実はGoogleでも一足先にLLMや機械学習を統合したロボットの実用化に取り組んできた。2022年にはEveryday RobotsというAIロボットの事業開発会社を設立。親会社のAlphabetが「ムーンショットプログラム」を手がけるX(旧Google X)から独立させた。ロボット自体は1本のアームと移動用の車輪を持ち、社内食堂のテーブル拭きやゴミの分別、ドアの開閉などの動作を訓練してきたという。

テーブルを掃除するEveryday Robotsのロボット(同社のウェブサイトから)

言語認識によるロボット制御では、誰かが「腹がすいた」と言うと勝手にポテトチップスを持ってきてくれるような動作が可能としている。ところが、Wiredの報道によれば、2023年1月にAlphabetが発表した12000人もの大規模リストラに伴い、コスト削減の一環として約200人のスタッフを抱えるEveryday Robotsを閉鎖。Google Researchで進められている既存のロボット研究プロジェクトに統合される見通しという。

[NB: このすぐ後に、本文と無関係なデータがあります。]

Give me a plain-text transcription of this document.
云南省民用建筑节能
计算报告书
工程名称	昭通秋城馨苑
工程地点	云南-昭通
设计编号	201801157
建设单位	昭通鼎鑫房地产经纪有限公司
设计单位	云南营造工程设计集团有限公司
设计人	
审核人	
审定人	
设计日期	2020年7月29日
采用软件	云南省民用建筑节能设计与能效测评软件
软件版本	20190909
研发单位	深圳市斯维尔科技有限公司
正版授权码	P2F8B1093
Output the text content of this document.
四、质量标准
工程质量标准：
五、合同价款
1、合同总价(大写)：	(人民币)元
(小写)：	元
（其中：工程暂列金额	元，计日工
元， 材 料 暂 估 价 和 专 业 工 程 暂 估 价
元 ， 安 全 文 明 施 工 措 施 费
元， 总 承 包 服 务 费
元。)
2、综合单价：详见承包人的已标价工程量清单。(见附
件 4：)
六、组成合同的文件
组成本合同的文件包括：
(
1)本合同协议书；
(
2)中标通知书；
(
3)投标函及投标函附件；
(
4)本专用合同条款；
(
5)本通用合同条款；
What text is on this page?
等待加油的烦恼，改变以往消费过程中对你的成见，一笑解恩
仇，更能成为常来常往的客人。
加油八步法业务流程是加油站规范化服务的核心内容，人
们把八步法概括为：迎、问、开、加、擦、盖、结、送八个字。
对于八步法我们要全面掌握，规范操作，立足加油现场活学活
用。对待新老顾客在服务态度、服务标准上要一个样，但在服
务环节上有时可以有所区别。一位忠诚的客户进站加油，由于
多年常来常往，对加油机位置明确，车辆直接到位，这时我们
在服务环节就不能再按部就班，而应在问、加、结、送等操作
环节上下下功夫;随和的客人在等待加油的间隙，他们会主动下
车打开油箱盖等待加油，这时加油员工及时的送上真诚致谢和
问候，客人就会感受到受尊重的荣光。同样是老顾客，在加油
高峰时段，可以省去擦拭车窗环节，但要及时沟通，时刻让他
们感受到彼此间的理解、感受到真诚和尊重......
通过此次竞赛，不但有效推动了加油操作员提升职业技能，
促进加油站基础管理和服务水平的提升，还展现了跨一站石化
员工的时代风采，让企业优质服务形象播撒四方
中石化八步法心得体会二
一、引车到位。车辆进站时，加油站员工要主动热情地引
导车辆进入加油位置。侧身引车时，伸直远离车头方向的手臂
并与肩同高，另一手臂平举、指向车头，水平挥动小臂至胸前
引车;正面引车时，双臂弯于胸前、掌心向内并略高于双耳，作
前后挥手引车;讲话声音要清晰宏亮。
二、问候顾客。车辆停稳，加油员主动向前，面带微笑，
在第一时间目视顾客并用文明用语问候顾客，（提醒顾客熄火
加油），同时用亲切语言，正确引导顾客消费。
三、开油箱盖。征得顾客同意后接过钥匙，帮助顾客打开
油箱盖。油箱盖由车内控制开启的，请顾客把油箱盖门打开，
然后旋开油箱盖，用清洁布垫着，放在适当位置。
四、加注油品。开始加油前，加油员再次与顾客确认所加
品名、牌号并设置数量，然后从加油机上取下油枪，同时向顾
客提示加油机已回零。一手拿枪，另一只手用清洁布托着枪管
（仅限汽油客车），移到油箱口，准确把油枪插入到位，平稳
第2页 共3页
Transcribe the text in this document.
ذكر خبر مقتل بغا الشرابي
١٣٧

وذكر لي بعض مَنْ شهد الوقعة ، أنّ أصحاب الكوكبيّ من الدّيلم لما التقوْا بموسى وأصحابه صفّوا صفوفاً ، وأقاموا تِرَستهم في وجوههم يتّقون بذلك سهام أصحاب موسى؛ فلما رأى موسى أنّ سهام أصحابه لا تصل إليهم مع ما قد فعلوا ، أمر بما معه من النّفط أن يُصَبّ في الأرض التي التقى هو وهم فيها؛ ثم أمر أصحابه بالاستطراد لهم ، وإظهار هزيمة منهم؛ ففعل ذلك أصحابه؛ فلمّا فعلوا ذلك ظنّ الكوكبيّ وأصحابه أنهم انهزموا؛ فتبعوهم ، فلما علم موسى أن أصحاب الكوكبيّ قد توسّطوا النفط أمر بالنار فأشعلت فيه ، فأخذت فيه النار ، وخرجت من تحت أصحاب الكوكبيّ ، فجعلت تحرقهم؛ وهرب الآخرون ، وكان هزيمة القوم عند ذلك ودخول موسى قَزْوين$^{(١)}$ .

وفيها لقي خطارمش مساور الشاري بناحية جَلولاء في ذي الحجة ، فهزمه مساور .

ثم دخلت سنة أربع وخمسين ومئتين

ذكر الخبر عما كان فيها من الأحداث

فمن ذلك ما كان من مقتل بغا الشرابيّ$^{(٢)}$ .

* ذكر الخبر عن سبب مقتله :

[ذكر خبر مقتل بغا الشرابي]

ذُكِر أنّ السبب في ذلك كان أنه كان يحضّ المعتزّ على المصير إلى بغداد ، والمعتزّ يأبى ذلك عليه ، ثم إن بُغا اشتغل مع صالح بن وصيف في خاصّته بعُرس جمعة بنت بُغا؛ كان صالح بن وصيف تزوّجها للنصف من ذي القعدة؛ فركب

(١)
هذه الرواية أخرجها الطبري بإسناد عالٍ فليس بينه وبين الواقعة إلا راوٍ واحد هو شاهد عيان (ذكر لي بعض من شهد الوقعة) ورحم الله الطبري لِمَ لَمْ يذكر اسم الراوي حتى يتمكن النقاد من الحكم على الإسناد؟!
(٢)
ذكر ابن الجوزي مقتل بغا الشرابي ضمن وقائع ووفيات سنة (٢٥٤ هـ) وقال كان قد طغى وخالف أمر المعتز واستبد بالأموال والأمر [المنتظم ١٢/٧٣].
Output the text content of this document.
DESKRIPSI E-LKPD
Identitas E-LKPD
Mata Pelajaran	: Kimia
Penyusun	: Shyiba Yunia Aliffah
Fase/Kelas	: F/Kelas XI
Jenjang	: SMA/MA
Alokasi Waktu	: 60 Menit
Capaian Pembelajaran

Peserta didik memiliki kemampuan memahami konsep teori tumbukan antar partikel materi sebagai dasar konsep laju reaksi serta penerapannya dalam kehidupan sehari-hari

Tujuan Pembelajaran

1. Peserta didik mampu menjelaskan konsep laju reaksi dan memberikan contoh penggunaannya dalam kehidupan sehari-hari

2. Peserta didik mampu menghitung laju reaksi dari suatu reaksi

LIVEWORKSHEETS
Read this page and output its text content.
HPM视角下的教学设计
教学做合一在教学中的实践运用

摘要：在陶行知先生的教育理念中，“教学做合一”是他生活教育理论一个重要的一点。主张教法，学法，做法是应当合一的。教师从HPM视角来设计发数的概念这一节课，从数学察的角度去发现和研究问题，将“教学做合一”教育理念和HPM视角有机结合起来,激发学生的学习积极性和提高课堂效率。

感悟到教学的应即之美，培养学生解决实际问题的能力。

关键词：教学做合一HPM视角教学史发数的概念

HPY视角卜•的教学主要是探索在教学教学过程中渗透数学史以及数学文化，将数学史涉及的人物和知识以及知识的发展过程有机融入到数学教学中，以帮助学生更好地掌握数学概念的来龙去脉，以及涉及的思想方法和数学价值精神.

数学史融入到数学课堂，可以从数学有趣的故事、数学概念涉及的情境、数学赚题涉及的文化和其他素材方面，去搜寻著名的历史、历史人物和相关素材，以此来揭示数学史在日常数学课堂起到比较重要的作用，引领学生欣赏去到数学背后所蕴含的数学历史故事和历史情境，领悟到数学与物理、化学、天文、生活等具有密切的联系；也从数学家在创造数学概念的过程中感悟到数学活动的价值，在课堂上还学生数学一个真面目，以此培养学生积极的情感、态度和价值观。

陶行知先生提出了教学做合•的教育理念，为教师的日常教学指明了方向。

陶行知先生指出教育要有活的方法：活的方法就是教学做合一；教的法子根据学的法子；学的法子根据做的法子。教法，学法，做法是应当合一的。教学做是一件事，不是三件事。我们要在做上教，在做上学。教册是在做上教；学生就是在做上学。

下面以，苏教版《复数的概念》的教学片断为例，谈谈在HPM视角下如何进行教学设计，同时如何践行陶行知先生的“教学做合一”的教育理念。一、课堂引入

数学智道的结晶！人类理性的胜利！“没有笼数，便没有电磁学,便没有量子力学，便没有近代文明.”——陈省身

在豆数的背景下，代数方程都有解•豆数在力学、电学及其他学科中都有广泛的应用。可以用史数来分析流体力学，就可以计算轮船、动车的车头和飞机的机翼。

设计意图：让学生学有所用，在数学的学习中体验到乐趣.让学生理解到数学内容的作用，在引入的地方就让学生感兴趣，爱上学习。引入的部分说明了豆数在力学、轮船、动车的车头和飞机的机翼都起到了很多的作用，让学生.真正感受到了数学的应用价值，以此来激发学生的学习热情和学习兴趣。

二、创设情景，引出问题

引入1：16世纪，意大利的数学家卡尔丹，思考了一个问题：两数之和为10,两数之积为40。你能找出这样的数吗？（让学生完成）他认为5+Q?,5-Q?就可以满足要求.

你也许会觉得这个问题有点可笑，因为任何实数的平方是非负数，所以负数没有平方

Everyday Robotsのロボットについては1台当たりの価格が数万ドルとの推測もある。限定的な機能を考え合わせても家庭やオフィスに簡単に導入できるような段階ではない。生成系AI(Generative AI)の急速な発展が見込まれる中、自然言語によるロボットの制御は始まったばかり。まるで人間を相手にするように、ロボットと自然にコミュニケーションする未来は来るのだろうか。